In the United States we know that the majority language is English (though it's not legally our official national language!) and we also know that in the US there are a large number of Spanish speakers. If we think about it, we might even realize that there are lots of people in the US who speak other languages too (that's the other representational injustice Heller talks about: the territorial principle de-legitimizes language groups that don't have an historical tie to the territory.) But because most of Latin America has been coded as "Spanish-speaking" in our society, we are blind to people (and whole communities!) in our country who come from places like Mexico, Guatemala, or Peru, but are native speakers of pre-colonial languages like Mam, Mixteco, or Quechua - not Spanish.
This blindness explains why I was completely taken aback by the situation I witnessed that day in the interpreting office. I was language-blind, completely fooled by the territorial principle. Fortunately my colleague was not.
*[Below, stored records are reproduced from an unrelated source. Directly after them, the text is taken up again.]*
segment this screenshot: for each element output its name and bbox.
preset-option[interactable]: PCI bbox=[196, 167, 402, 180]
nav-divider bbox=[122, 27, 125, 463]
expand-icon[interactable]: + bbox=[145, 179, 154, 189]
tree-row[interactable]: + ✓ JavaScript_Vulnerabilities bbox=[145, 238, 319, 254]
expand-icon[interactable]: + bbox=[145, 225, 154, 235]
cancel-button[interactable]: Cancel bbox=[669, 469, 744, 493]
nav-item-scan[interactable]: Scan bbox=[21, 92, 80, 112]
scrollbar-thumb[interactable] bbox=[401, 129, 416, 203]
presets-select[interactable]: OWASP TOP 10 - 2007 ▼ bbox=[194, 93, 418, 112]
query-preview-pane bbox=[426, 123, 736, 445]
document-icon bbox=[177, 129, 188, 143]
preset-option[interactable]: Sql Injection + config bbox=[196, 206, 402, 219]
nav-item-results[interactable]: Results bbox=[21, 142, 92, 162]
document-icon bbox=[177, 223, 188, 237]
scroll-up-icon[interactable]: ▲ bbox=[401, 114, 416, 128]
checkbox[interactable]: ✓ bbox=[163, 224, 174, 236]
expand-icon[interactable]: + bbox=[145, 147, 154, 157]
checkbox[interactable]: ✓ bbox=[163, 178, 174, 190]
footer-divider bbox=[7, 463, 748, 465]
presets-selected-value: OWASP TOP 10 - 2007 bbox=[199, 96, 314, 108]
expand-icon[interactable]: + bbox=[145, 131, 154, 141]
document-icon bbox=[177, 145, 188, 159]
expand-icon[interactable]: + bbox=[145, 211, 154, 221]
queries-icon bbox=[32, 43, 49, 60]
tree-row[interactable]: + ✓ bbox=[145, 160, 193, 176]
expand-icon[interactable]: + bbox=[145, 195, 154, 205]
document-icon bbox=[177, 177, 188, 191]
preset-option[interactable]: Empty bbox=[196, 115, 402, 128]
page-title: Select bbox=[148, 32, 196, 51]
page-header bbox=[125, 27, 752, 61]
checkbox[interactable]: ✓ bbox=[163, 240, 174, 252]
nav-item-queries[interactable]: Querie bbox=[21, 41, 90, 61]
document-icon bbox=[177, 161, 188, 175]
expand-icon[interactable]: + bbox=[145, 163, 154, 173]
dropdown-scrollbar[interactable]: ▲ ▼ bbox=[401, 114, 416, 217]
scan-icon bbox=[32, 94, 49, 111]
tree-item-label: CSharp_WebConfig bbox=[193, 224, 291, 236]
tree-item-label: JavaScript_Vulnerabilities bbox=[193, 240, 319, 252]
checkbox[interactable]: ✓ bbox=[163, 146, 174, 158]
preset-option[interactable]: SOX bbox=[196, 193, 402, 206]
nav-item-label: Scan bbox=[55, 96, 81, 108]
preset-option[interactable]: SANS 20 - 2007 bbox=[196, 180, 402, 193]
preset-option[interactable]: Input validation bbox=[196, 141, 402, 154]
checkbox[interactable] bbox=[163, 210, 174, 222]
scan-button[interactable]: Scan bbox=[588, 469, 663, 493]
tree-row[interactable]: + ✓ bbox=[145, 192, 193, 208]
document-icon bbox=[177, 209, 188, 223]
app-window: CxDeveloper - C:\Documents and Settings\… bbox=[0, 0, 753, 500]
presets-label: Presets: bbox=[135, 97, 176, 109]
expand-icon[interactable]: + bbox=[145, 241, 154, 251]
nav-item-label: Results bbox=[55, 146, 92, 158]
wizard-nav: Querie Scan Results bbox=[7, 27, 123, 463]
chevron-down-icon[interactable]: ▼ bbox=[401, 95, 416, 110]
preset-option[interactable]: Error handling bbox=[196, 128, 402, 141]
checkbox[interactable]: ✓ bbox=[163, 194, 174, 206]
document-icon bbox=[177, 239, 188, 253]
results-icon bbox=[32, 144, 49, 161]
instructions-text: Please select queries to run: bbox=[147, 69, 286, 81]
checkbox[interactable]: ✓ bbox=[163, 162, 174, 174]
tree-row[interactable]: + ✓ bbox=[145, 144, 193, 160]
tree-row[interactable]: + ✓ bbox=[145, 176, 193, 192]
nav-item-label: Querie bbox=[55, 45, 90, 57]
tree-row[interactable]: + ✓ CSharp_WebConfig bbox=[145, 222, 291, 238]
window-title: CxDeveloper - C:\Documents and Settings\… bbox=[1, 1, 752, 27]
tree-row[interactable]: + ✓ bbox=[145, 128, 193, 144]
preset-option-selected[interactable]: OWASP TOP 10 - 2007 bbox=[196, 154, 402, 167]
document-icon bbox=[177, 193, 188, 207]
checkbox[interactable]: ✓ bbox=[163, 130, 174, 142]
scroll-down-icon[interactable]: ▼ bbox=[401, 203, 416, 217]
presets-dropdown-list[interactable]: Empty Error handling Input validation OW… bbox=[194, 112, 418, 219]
She knew that Mam is a language spoken in Guatemala, where Spanish is the official majority language, although its 23 Mayan languages, as well as Garifuna and Xinca were officially recognized in the 1996 peace accords after much internal conflict. So she reasoned that there was a good chance this person might have at least a working knowledge of Spanish, and that sending a Spanish interpreter might lower the language barrier for that person, even if it didn't remove it completely. But why was my colleague so certain we wouldn't be able to even find an interpreter for this person's language?
Finding the answer to that question, and a strong desire to change the reality that she was right, and that WAS the best we could do that day, sparked a fire in me - the seed of a dream. Over the course of the next few years I would talk to anyone I could find to learn more about the problem and the people who were experiencing it. As I did, the dream took shape. Eventually, I would be joined by others, and together we would found an organization dedicated to this dream.
The dream is this: To try and move the needle on language access in the US for indigenous language speakers from South and Central America. The dream is, in doing so, to lift up these people groups so that they might gain visibility, recognition, jobs, wealth, and self-determination. Over the next few months I hope to narrate my journey so far, to bring you along in my discovery as part of my continued desire to be a microphone for minority voices in majority spaces. Let's. Go.